We drive through Doylestown, stopping to take down the phone number of CR Notoris, Clocks and Coins.  I have proof coins and silverware I want to sell.  And clocks that need repair.  I’ve tried the Newtown Clock Shop but not happy with his work.

Diane has worked in this area and knows some back roads.  Sooner than expected we are in Peace Valley Park.  We take walks here and had plans to bring our kayak.  Not sure when, if, I will be kyacking.  We head to Tabora Farm and Orchard. The porch is lined with large wooden boxes filled with apples — Fugi, Delicious, Cartland, Gala, Granny Smith. There was also a box full of Butternut Squash.  Scattered on tables were decorative pumpkins and gourds and I identified several Long Island Cheese pumpkins.  These are a variety good for pies.  I get one for $4.


Tabora is known for its fantastic bakery.  We can’t resist a loaf of sour dough bread and 1/2 dozen cookies.  It was like they were giving away the pastries, pies, cakes and cookies.  At the Deli we ordered a turkey and brie panini and a mushroom quiche for dinner.  Panini in hand we drove to Lake Galena and had our lunch.  Half a cookie satisfied our sweet tooth.  Nice watching people walking around the lake, kids, dogs.
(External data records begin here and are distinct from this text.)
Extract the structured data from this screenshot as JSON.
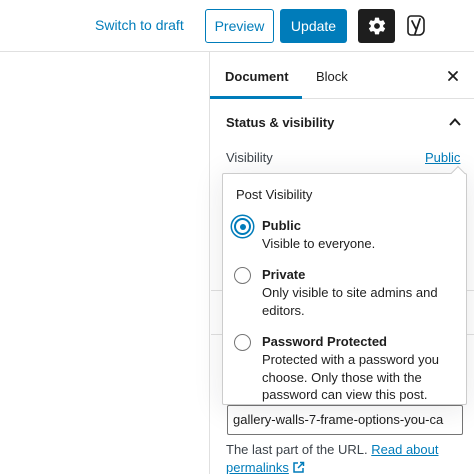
{
  "header": {
    "switch_to_draft": "Switch to draft",
    "preview": "Preview",
    "update": "Update"
  },
  "tabs": {
    "document": "Document",
    "block": "Block"
  },
  "status_panel": {
    "title": "Status & visibility",
    "visibility_label": "Visibility",
    "visibility_value": "Public"
  },
  "popover": {
    "title": "Post Visibility",
    "options": [
      {
        "label": "Public",
        "description": "Visible to everyone.",
        "checked": true
      },
      {
        "label": "Private",
        "description": "Only visible to site admins and editors.",
        "checked": false
      },
      {
        "label": "Password Protected",
        "description": "Protected with a password you choose. Only those with the password can view this post.",
        "checked": false
      }
    ]
  },
  "permalink": {
    "slug": "gallery-walls-7-frame-options-you-ca",
    "help_text": "The last part of the URL.",
    "help_link": "Read about permalinks"
  },
  "colors": {
    "accent": "#007cba",
    "dark": "#1e1e1e",
    "border": "#e0e0e0"
  }
}
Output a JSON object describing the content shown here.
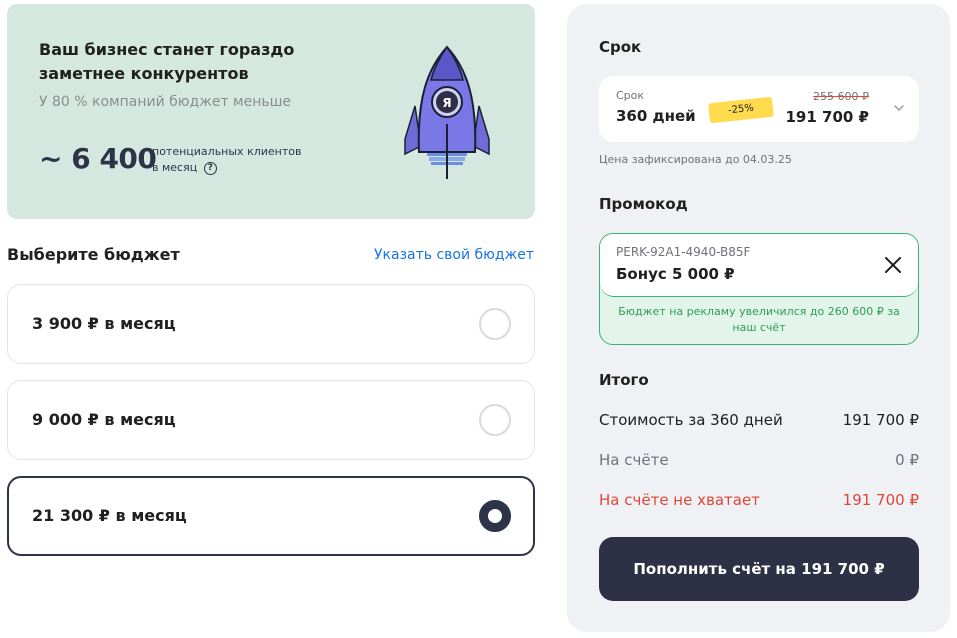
{
  "banner": {
    "title": "Ваш бизнес станет гораздо заметнее конкурентов",
    "subtitle": "У 80 % компаний бюджет меньше",
    "clients_number": "~ 6 400",
    "clients_caption_line1": "потенциальных клиентов",
    "clients_caption_line2": "в месяц",
    "info_icon": "?",
    "rocket_badge": "Я"
  },
  "budget": {
    "title": "Выберите бюджет",
    "custom_link": "Указать свой бюджет",
    "options": [
      {
        "label": "3 900 ₽ в месяц",
        "selected": false
      },
      {
        "label": "9 000 ₽ в месяц",
        "selected": false
      },
      {
        "label": "21 300 ₽ в месяц",
        "selected": true
      }
    ]
  },
  "term": {
    "title": "Срок",
    "small_label": "Срок",
    "value": "360 дней",
    "discount": "-25%",
    "price_old": "255 600 ₽",
    "price_new": "191 700 ₽",
    "fixed_note": "Цена зафиксирована до 04.03.25"
  },
  "promo": {
    "title": "Промокод",
    "code": "PERK-92A1-4940-B85F",
    "value": "Бонус 5 000 ₽",
    "message": "Бюджет на рекламу увеличился до 260 600 ₽ за наш счёт"
  },
  "summary": {
    "title": "Итого",
    "rows": [
      {
        "label": "Стоимость за 360 дней",
        "value": "191 700 ₽"
      },
      {
        "label": "На счёте",
        "value": "0 ₽"
      },
      {
        "label": "На счёте не хватает",
        "value": "191 700 ₽"
      }
    ]
  },
  "pay_button": "Пополнить счёт на 191 700 ₽",
  "colors": {
    "banner_bg": "#d4e8df",
    "accent_dark": "#2e3045",
    "link": "#1a73e8",
    "discount_badge": "#ffdb4d",
    "success": "#3ab36b",
    "error": "#e0453a"
  }
}
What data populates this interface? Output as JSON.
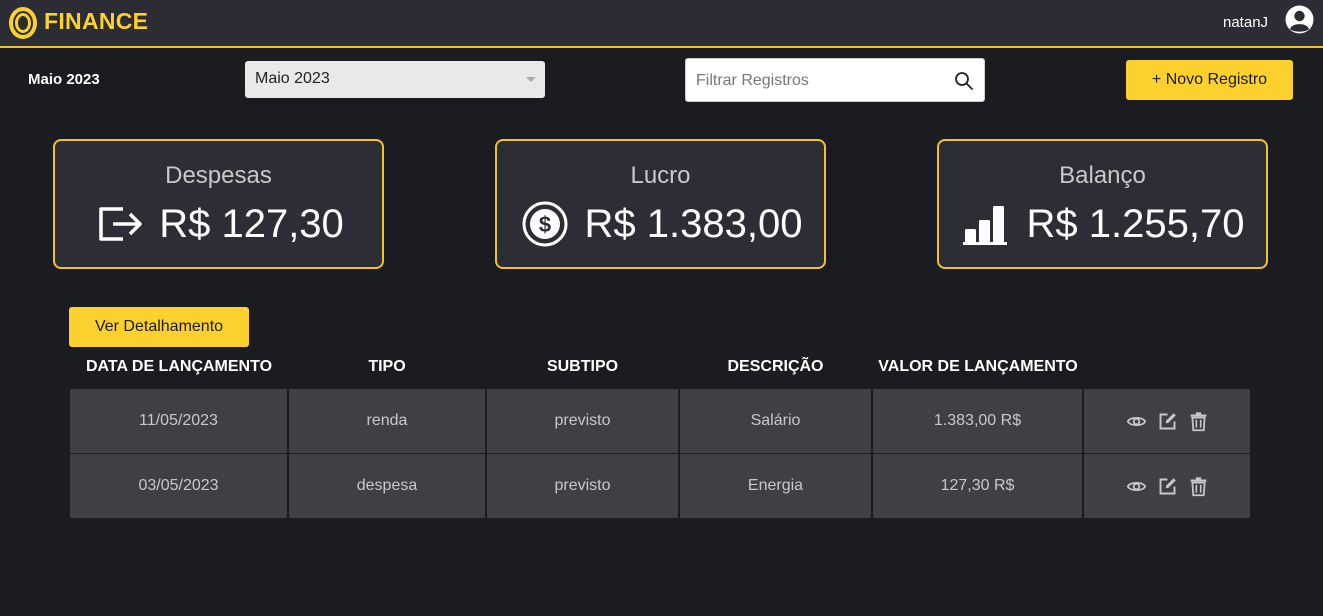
{
  "header": {
    "brand": "FINANCE",
    "username": "natanJ",
    "accent_color": "#fcd12e",
    "logo_icon": "coin-icon",
    "avatar_icon": "user-avatar-icon"
  },
  "toolbar": {
    "month_label": "Maio 2023",
    "month_select_value": "Maio 2023",
    "search_placeholder": "Filtrar Registros",
    "search_icon": "search-icon",
    "new_record_label": "+ Novo Registro"
  },
  "cards": [
    {
      "title": "Despesas",
      "value": "R$ 127,30",
      "icon": "logout-icon"
    },
    {
      "title": "Lucro",
      "value": "R$ 1.383,00",
      "icon": "dollar-coin-icon"
    },
    {
      "title": "Balanço",
      "value": "R$ 1.255,70",
      "icon": "bar-chart-icon"
    }
  ],
  "detail_button_label": "Ver Detalhamento",
  "table": {
    "headers": [
      "DATA DE LANÇAMENTO",
      "TIPO",
      "SUBTIPO",
      "DESCRIÇÃO",
      "VALOR DE LANÇAMENTO"
    ],
    "rows": [
      {
        "date": "11/05/2023",
        "type": "renda",
        "subtype": "previsto",
        "description": "Salário",
        "value": "1.383,00 R$"
      },
      {
        "date": "03/05/2023",
        "type": "despesa",
        "subtype": "previsto",
        "description": "Energia",
        "value": "127,30 R$"
      }
    ],
    "row_actions": [
      "eye-icon",
      "edit-icon",
      "trash-icon"
    ]
  }
}
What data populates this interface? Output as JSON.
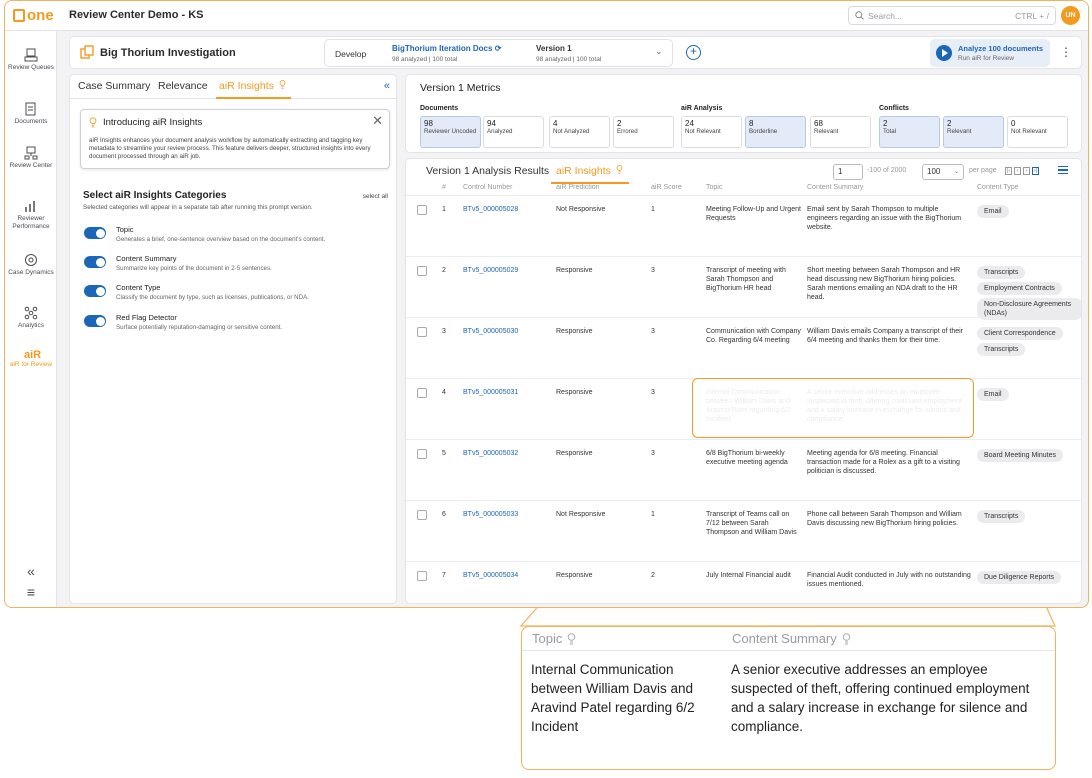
{
  "app": {
    "logo": "one",
    "title": "Review Center Demo - KS",
    "search_placeholder": "Search...",
    "search_shortcut": "CTRL + /",
    "avatar_initials": "UN"
  },
  "rail": [
    {
      "label": "Review Queues",
      "icon": "review-queues-icon"
    },
    {
      "label": "Documents",
      "icon": "documents-icon"
    },
    {
      "label": "Review Center",
      "icon": "review-center-icon"
    },
    {
      "label": "Reviewer Performance",
      "icon": "reviewer-performance-icon"
    },
    {
      "label": "Case Dynamics",
      "icon": "case-dynamics-icon"
    },
    {
      "label": "Analytics",
      "icon": "analytics-icon"
    },
    {
      "label": "aiR for Review",
      "icon": "air-icon"
    }
  ],
  "case": {
    "title": "Big Thorium Investigation",
    "env_label": "Develop",
    "prompt_link": "BigThorium Iteration Docs",
    "prompt_sub": "98 analyzed | 100 total",
    "version": "Version 1",
    "version_sub": "98 analyzed | 100 total",
    "analyze_label": "Analyze 100 documents",
    "analyze_sub": "Run aiR for Review"
  },
  "left_panel": {
    "tabs": [
      "Case Summary",
      "Relevance",
      "aiR Insights"
    ],
    "intro_title": "Introducing aiR Insights",
    "intro_text": "aiR Insights enhances your document analysis workflow by automatically extracting and tagging key metadata to streamline your review process. This feature delivers deeper, structured insights into every document processed through an aiR job.",
    "select_title": "Select aiR Insights Categories",
    "select_all": "select all",
    "select_sub": "Selected categories will appear in a separate tab after running this prompt version.",
    "categories": [
      {
        "name": "Topic",
        "desc": "Generates a brief, one-sentence overview based on the document's content."
      },
      {
        "name": "Content Summary",
        "desc": "Summarize key points of the document in 2-5 sentences."
      },
      {
        "name": "Content Type",
        "desc": "Classify the document by type, such as licenses, publications, or NDA."
      },
      {
        "name": "Red Flag Detector",
        "desc": "Surface potentially reputation-damaging or sensitive content."
      }
    ]
  },
  "metrics": {
    "title": "Version 1 Metrics",
    "groups": [
      "Documents",
      "aiR Analysis",
      "Conflicts"
    ],
    "documents": [
      {
        "n": "98",
        "l": "Reviewer Uncoded"
      },
      {
        "n": "94",
        "l": "Analyzed"
      },
      {
        "n": "4",
        "l": "Not Analyzed"
      },
      {
        "n": "2",
        "l": "Errored"
      }
    ],
    "analysis": [
      {
        "n": "24",
        "l": "Not Relevant"
      },
      {
        "n": "8",
        "l": "Borderline"
      },
      {
        "n": "68",
        "l": "Relevant"
      }
    ],
    "conflicts": [
      {
        "n": "2",
        "l": "Total"
      },
      {
        "n": "2",
        "l": "Relevant"
      },
      {
        "n": "0",
        "l": "Not Relevant"
      }
    ]
  },
  "results": {
    "tabs": [
      "Version 1 Analysis Results",
      "aiR Insights"
    ],
    "page": "1",
    "of_total": "-100 of 2000",
    "page_size": "100",
    "per_page": "per page",
    "columns": [
      "#",
      "Control Number",
      "aiR Prediction",
      "aiR Score",
      "Topic",
      "Content Summary",
      "Content Type"
    ],
    "rows": [
      {
        "idx": "1",
        "id": "BTv5_000005028",
        "pred": "Not Responsive",
        "score": "1",
        "topic": "Meeting Follow-Up and Urgent Requests",
        "summary": "Email sent by Sarah Thompson to multiple engineers regarding an issue with the BigThorium website.",
        "types": [
          "Email"
        ]
      },
      {
        "idx": "2",
        "id": "BTv5_000005029",
        "pred": "Responsive",
        "score": "3",
        "topic": "Transcript of meeting with Sarah Thompson and BigThorium HR head",
        "summary": "Short meeting between Sarah Thompson and HR head discussing new BigThorium hiring policies. Sarah mentions emailing an NDA draft to the HR head.",
        "types": [
          "Transcripts",
          "Employment Contracts",
          "Non-Disclosure Agreements (NDAs)"
        ]
      },
      {
        "idx": "3",
        "id": "BTv5_000005030",
        "pred": "Responsive",
        "score": "3",
        "topic": "Communication with Company Co. Regarding 6/4 meeting",
        "summary": "William Davis emails Company a transcript of their 6/4 meeting and thanks them for their time.",
        "types": [
          "Client Correspondence",
          "Transcripts"
        ]
      },
      {
        "idx": "4",
        "id": "BTv5_000005031",
        "pred": "Responsive",
        "score": "3",
        "topic": "Internal Communication between William Davis and Aravind Patel regarding 6/2 Incident",
        "summary": "A senior executive addresses an employee suspected of theft, offering continued employment and a salary increase in exchange for silence and compliance.",
        "types": [
          "Email"
        ]
      },
      {
        "idx": "5",
        "id": "BTv5_000005032",
        "pred": "Responsive",
        "score": "3",
        "topic": "6/8 BigThorium bi-weekly executive meeting agenda",
        "summary": "Meeting agenda for 6/8 meeting. Financial transaction made for a Rolex as a gift to a visiting politician is discussed.",
        "types": [
          "Board Meeting Minutes"
        ]
      },
      {
        "idx": "6",
        "id": "BTv5_000005033",
        "pred": "Not Responsive",
        "score": "1",
        "topic": "Transcript of Teams call on 7/12 between Sarah Thompson and William Davis",
        "summary": "Phone call between Sarah Thompson and William Davis discussing new BigThorium hiring policies.",
        "types": [
          "Transcripts"
        ]
      },
      {
        "idx": "7",
        "id": "BTv5_000005034",
        "pred": "Responsive",
        "score": "2",
        "topic": "July Internal Financial audit",
        "summary": "Financial Audit conducted in July with no outstanding issues mentioned.",
        "types": [
          "Due Diligence Reports"
        ]
      }
    ]
  },
  "callout": {
    "col1": "Topic",
    "col2": "Content Summary",
    "topic": "Internal Communication between William Davis and Aravind Patel regarding 6/2 Incident",
    "summary": "A senior executive addresses an employee suspected of theft, offering continued employment and a salary increase in exchange for silence and compliance."
  },
  "colors": {
    "accent": "#f39a1f",
    "link": "#1c66b8",
    "highlight": "#e4ebf8"
  }
}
For the rest of our Sunday explore we wandered.  I ignore the GPS and we follow a road, Callowhill            ( wonder about the Philadelphia name).  We end up in Perkasie.  Although we drive around town, not much catches our attention.  One interesting looking Cafe.  We discover Lake Tohee County Park.  Finally back to Route 611. Ottsville has a number of possible stops — Kimberton Whole Foods, WowCow ice cream, Linden Hill Nursery, we have a gift certificate to the Ottsville Inn. And we pass Vera’s Country Cafe — a place on my check it out list, rated as one of the best breakfast spots in Bucks.

It’s getting late, approaching 3 o’ clock.  I’m ready to head home but Diane can’t resist a side road headed toward the river.  We get a bit lost — still no GPS.  Follow a dirt road and eventually emerge on River Road just below Tinicum.  There is a lot of rocky, forested landscape.  Reminds us more of the Carmel-Kent, NY area than rolling hills Bucks County.

We are in familiar territory now and head down River Road.  It was a good explore — over 4 hours.  The day had it’s mix of the familiar and the new.  Despite the massive suburban development in Bucks since the 1950s, there is still significant rural landscape, farms, hidden roads, places to revisit, places to discover.